BTW, that "fire in the theater" example is often used by the anti-gun crowd as an example of how the Bill of Rights can be limited. It stems from a Supreme Court decision where Justice Oliver Wendell Holmes actually said: "But the character of every act depends upon the circumstances in which it is done. The most stringent protection of free speech would not protect a man in falsely shouting fire in a theatre and causing a panic. It does not even protect a man from an injunction against uttering words that may have all the effect of force.

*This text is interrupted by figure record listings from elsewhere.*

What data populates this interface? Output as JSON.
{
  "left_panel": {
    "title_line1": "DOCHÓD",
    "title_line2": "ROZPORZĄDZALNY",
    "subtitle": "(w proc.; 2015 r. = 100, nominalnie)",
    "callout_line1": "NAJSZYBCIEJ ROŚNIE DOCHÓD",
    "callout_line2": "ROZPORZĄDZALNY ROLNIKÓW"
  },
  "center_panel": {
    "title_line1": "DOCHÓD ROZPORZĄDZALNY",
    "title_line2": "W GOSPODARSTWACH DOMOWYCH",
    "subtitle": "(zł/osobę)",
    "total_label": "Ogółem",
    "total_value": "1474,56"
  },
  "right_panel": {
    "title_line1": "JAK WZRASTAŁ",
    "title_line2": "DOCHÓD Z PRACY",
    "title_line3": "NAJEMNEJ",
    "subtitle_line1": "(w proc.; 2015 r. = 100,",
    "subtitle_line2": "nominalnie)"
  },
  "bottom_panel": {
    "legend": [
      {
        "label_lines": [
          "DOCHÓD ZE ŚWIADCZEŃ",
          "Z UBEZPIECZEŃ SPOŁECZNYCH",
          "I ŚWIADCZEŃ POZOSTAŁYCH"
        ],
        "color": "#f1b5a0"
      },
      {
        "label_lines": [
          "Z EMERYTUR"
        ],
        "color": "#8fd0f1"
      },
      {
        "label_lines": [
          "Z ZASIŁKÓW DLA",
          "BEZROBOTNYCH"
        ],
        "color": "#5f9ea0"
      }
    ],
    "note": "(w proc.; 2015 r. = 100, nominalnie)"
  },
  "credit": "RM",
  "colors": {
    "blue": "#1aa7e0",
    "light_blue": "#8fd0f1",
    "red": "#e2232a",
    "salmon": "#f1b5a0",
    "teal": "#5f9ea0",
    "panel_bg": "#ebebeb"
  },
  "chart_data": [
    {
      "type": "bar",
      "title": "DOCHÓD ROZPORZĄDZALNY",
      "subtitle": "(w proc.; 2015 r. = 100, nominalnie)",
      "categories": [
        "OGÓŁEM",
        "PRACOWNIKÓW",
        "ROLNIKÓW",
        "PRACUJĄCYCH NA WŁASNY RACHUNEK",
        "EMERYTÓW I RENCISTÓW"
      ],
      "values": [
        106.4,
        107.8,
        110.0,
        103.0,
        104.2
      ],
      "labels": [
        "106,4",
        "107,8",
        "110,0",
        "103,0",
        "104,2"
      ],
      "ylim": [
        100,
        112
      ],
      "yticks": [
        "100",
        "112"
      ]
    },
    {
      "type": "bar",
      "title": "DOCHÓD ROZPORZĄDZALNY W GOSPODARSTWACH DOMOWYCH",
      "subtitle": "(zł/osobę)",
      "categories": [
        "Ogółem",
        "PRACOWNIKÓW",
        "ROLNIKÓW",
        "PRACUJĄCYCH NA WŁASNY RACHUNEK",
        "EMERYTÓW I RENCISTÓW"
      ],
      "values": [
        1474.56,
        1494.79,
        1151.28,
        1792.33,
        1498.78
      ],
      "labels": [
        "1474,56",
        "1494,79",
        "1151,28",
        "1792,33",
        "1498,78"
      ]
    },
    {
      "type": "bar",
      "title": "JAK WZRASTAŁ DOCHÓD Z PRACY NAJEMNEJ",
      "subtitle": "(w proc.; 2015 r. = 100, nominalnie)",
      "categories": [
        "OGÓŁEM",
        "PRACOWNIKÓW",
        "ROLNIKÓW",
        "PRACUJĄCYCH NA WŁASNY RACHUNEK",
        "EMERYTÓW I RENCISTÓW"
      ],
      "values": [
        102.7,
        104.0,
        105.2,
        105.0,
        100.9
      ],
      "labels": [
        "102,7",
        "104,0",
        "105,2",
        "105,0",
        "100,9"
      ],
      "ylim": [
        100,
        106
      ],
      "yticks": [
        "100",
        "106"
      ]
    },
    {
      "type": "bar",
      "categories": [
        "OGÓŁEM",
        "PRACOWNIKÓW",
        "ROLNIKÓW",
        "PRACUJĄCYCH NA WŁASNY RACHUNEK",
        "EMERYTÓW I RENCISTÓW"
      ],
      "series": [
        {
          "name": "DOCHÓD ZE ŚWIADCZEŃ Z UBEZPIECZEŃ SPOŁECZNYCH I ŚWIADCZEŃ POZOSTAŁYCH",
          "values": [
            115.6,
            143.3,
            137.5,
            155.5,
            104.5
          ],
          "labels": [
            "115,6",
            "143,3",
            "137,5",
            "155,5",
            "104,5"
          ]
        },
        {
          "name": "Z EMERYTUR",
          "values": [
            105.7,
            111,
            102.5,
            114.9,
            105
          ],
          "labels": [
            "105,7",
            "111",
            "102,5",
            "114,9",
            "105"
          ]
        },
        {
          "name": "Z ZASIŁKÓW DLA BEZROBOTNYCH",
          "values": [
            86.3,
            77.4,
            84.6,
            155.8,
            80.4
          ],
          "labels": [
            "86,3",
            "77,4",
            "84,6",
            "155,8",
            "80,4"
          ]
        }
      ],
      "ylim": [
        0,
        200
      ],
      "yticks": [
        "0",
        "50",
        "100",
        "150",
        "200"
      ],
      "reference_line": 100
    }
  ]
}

The question in every case is whether the words used are used in such circumstances and are of such a nature as to create a clear and present danger that they will bring about the substantive evils that Congress has a right to prevent."

But it's not a very good example of how the second amendment can be limited because they usually leave out the parts about about doing something 1) falsely that 2) that causes panic, and 3) is a clear and present danger.

So analogizing that supposed limit on the first amendment to limits on the second is only really useful in curtailing second amendment freedoms in cases like shooting a gun at imaginary bad guys in a crowded theatre. But it doesn't do much to convince me that a right to purchase, own, or carry a gun can be constitutionally curtailed. But I digress.



On a completely unrelated and brazenly off-topic note, here's something I came across when I was researching the Holmes quote. I found it rather funny:

Quote:
Drug prohibition is another example of the triumph of hope over experience. Proof positive that stupidity, not hydrogen, is still the most abundant element in the universe.